“The most important day of a person’s education is the first day of school, not Graduation Day.” – H. Wong
I was hoping after the first three days of the year, I would have something amazing and profound to share, but it is difficult for me to put these first three days into words.
This year, I felt like we were able to hit the ground running. (Of course it helps that my teammate has taught all of the 6th graders on our team before, and I know them decently well!) The first three days were filled with smiles, laughter, teamwork, reading, vocabulary development, conversations, investigations and collaboration. I could not be happier.
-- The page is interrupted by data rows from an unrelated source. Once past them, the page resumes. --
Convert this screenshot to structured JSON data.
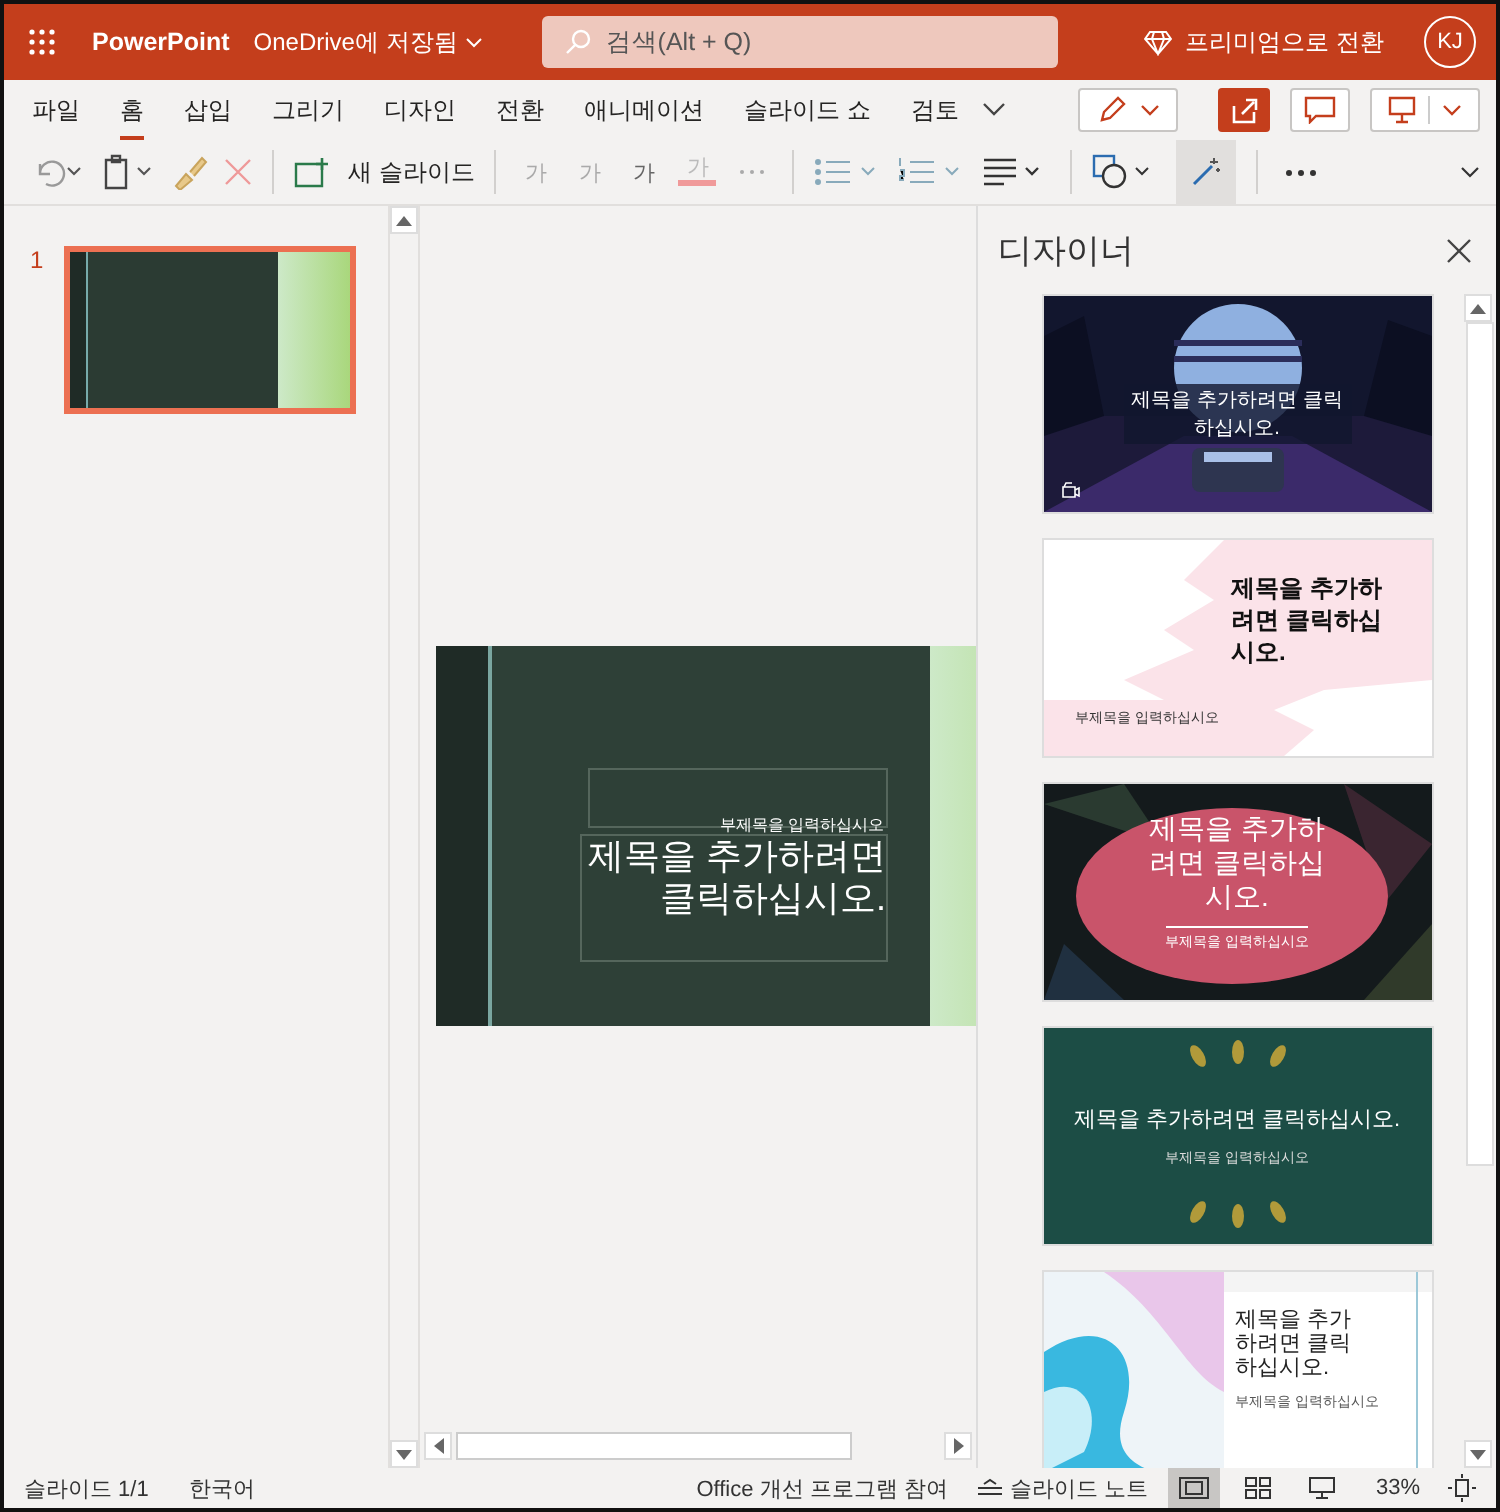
{
  "titlebar": {
    "app": "PowerPoint",
    "file_status": "OneDrive에 저장됨",
    "search": {
      "placeholder": "검색(Alt + Q)"
    },
    "premium": "프리미엄으로 전환",
    "avatar": "KJ"
  },
  "tabs": [
    {
      "label": "파일",
      "selected": false
    },
    {
      "label": "홈",
      "selected": true
    },
    {
      "label": "삽입",
      "selected": false
    },
    {
      "label": "그리기",
      "selected": false
    },
    {
      "label": "디자인",
      "selected": false
    },
    {
      "label": "전환",
      "selected": false
    },
    {
      "label": "애니메이션",
      "selected": false
    },
    {
      "label": "슬라이드 쇼",
      "selected": false
    },
    {
      "label": "검토",
      "selected": false
    }
  ],
  "toolbar": {
    "new_slide": "새 슬라이드",
    "font_buttons": [
      {
        "label": "가",
        "kind": "grow"
      },
      {
        "label": "가",
        "kind": "shrink"
      },
      {
        "label": "가",
        "kind": "plain"
      },
      {
        "label": "가",
        "kind": "color"
      }
    ]
  },
  "thumbnails": [
    {
      "number": "1",
      "selected": true
    }
  ],
  "slide": {
    "subtitle": "부제목을 입력하십시오",
    "title": "제목을 추가하려면 클릭하십시오."
  },
  "designer": {
    "title": "디자이너",
    "designs": [
      {
        "kind": "synthwave",
        "title": "제목을 추가하려면 클릭하십시오."
      },
      {
        "kind": "pink",
        "title": "제목을 추가하려면 클릭하십시오.",
        "subtitle": "부제목을 입력하십시오"
      },
      {
        "kind": "red",
        "title": "제목을 추가하려면 클릭하십시오.",
        "subtitle": "부제목을 입력하십시오"
      },
      {
        "kind": "green",
        "title": "제목을 추가하려면 클릭하십시오.",
        "subtitle": "부제목을 입력하십시오"
      },
      {
        "kind": "marble",
        "title": "제목을 추가하려면 클릭하십시오.",
        "subtitle": "부제목을 입력하십시오"
      }
    ]
  },
  "status_bar": {
    "slide_count": "슬라이드 1/1",
    "language": "한국어",
    "feedback": "Office 개선 프로그램 참여",
    "notes": "슬라이드 노트",
    "views": [
      {
        "kind": "normal",
        "selected": true
      },
      {
        "kind": "sorter",
        "selected": false
      },
      {
        "kind": "reading",
        "selected": false
      }
    ],
    "zoom": "33%"
  }
}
On our very first day of school, both my 5th graders (pictured below) and 6th graders were able to generate a list of mathematical questions that could be answered by analyzing an image, using prior knowledge and estimation skills. For this activity, we used the image from day 41 of Andrew’ Stadel’s Estimation 180. Estimation 180 has been one of may favorite ways to encourage students to communicate with each other about mathematical reasoning and allow them to become more comfortable justifying their thinking. Last year, I used the Estimation 180 tasks in a whole class activity modeled after the style of a number talk. This year, collaboration is one of key components in my classroom, so I modified how I used Estimation 180 with teams of students. It put the biggest smile on my face, when students took it up on themselves to use tools while working together as a team to answer some of the mathematical questions that were proposed. (Remember, this is day ONE of the school year). They got right out of their seats and walked up to the board to start making measurements and sharing their reasoning. This requires a huge “Thank-you” to their teachers prior, who instilled in them the skills and confidence necessary to jump right back into thinking and learning.
On day two, we began our first hands on science activity. We modeled on the SMART Board how to set up our science notebooks to introduce to students how their notebooks were going to be organized. Then both the 5th and 6th graders used their sense of sight, smell and touch to make observations about each sample. The teams then had to come to a community consensus, just as scientists do, about their theory as to the contents of each sample. The strawberries, bananas, carrots and sweet potatoes were correctly identified and agreed upon, but the spinach and blackberries stumped most of the 5/6 scientists!
All in all, the first few days were a beautiful balance of relationship building, schedule learning, and content instruction. I was on the verge of tears multiple times during the first three days, in the best way possible. Nothing will ever be better than beginning of the day, middle of the day and end of the day hugs and the “thank yous” kids share for various reasons.
If the first three days are any indication how the rest of the year will unfold, I am in for one of the greatest rides of my life. I am truly blessed to have had such a smooth transition in to year 6!
Side Note! So excited to share the solar eclipse with these awesome kiddos on Monday!